Qu’est-ce qu’El Niño ?
El Niño est un phénomène climatique complexe né d’un déséquilibre entre les alizés, ces vents tropicaux qui soufflent d’est en ouest, et la température de surface de l’océan Pacifique équatorial. Lorsque les alizés s’affaiblissent, les eaux chaudes, habituellement poussées vers l’Asie, stagnent dans la partie orientale du Pacifique. Cette accumulation d’eau chaude perturbe les courants océaniques et atmosphériques à l’échelle mondiale, entraînant des conséquences climatiques majeures.
Les répercussions d’El Niño sont vastes et variées, affectant différentes régions du globe de manière distincte. L’Asie du Sud-Est peut connaître des moussons affaiblies, menaçant les récoltes et faisant grimper les prix alimentaires. L’Afrique de l’Est et l’Amérique du Nord sont quant à elles plus exposées aux risques d’inondations. L’Amazonie peut subir de sévères sécheresses, tandis que les coraux australiens sont menacés par le réchauffement des eaux.
Les satellites, sentinelles d’El Niño
Face à l’ampleur et à la complexité du phénomène, la surveillance d’El Niño repose de plus en plus sur des technologies de pointe, notamment les satellites d’océanographie. Ces outils permettent une observation globale et continue des océans, chose impossible avec les méthodes traditionnelles comme les bouées dérivantes ou les navires d’océanographie.
Des missions spatiales clés, telles que Jason-3 (fruit d’une collaboration NASA/CNES), Sentinel-6 (ESA/NASA) et SWOT (NASA/CNES), jouent un rôle déterminant. Grâce à l’altimétrie radar, ils mesurent avec précision la hauteur du niveau de la mer et la température des couches supérieures de l’océan. Ces données précieuses aident à comprendre les interactions entre l’océan et l’atmosphère, et à anticiper l’évolution du phénomène El Niño.
Les récentes données de juin 2026 indiquent une anomalie positive du niveau de la mer d’environ +20 centimètres le long des côtes de l’Équateur et du Pérou. Cette observation est un signal d’alarme, car elle témoigne d’un réchauffement localisé susceptible d’alimenter El Niño.

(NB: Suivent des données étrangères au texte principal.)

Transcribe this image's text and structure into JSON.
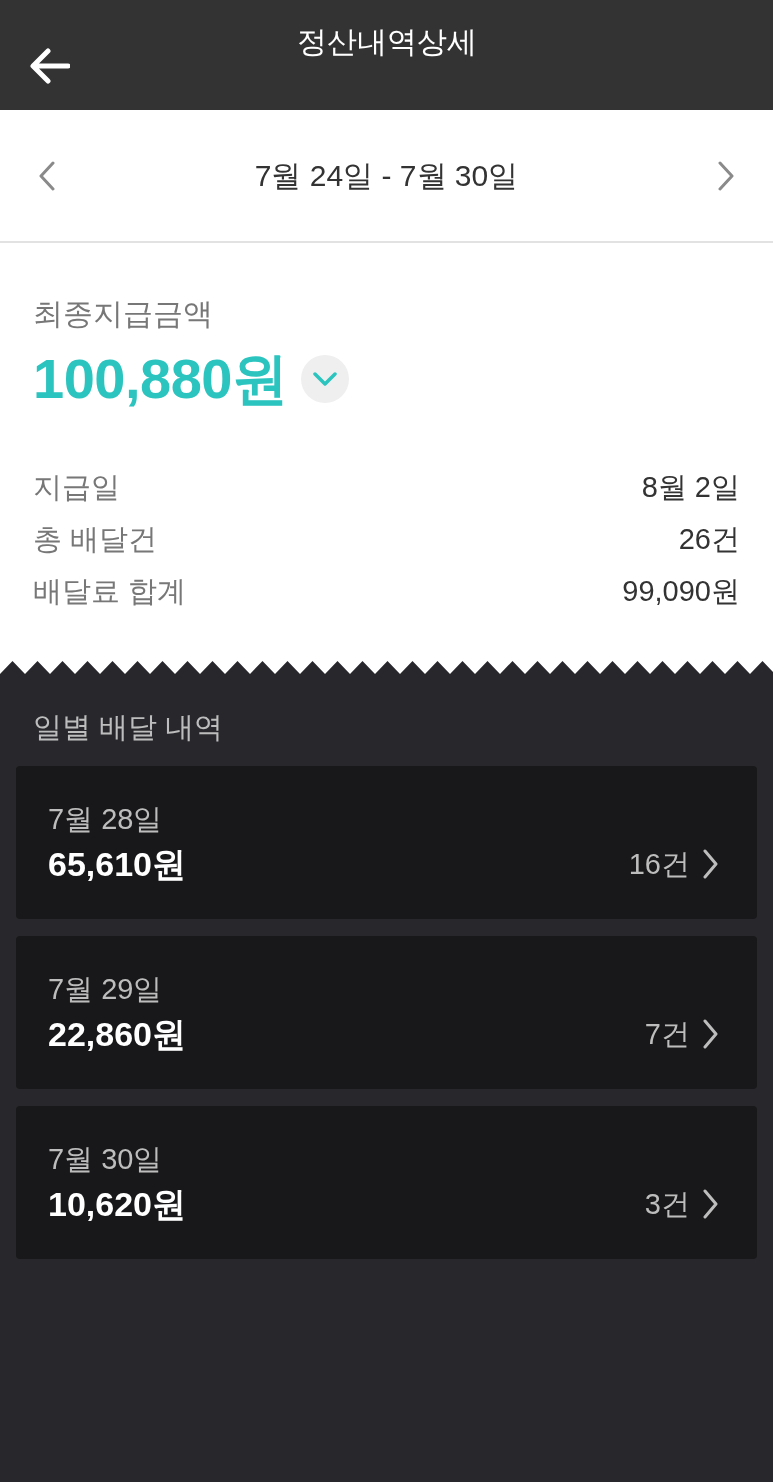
{
  "header": {
    "title": "정산내역상세"
  },
  "period": {
    "label": "7월 24일 - 7월 30일"
  },
  "summary": {
    "label": "최종지급금액",
    "amount": "100,880원",
    "expanded": false,
    "details": [
      {
        "label": "지급일",
        "value": "8월 2일"
      },
      {
        "label": "총 배달건",
        "value": "26건"
      },
      {
        "label": "배달료 합계",
        "value": "99,090원"
      }
    ]
  },
  "daily": {
    "title": "일별 배달 내역",
    "items": [
      {
        "date": "7월 28일",
        "amount": "65,610원",
        "count": "16건"
      },
      {
        "date": "7월 29일",
        "amount": "22,860원",
        "count": "7건"
      },
      {
        "date": "7월 30일",
        "amount": "10,620원",
        "count": "3건"
      }
    ]
  }
}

Un phénomène potentiellement intense et des prévisions encore perfectibles
Les climatologues surveillent de près le phénomène en 2026, car El Niño pourrait s’avérer particulièrement intense. Son pic se situe généralement en fin d’année, mais sa trajectoire reste difficile à prévoir avec certitude.
Bien que les satellites fournissent des données cruciales, la prévision de l’intensité d’El Niño demeure un défi scientifique. Les modèles actuels peinent à reproduire fidèlement toutes les interactions océan-atmosphère. Des recherches, comme le projet CENDA financé par le CNES, visent à améliorer la compréhension des « El Niño côtiers » et à affiner les prévisions pour les pays sud-américains les plus exposés.
Dans un contexte d’urgence climatique, où la fréquence et l’intensité des événements extrêmes pourraient s’accentuer, une meilleure anticipation d’El Niño est plus que jamais nécessaire. L’objectif est de développer un système de prévision opérationnel afin de mieux préparer les populations aux impacts potentiels de ce phénomène climatique majeur.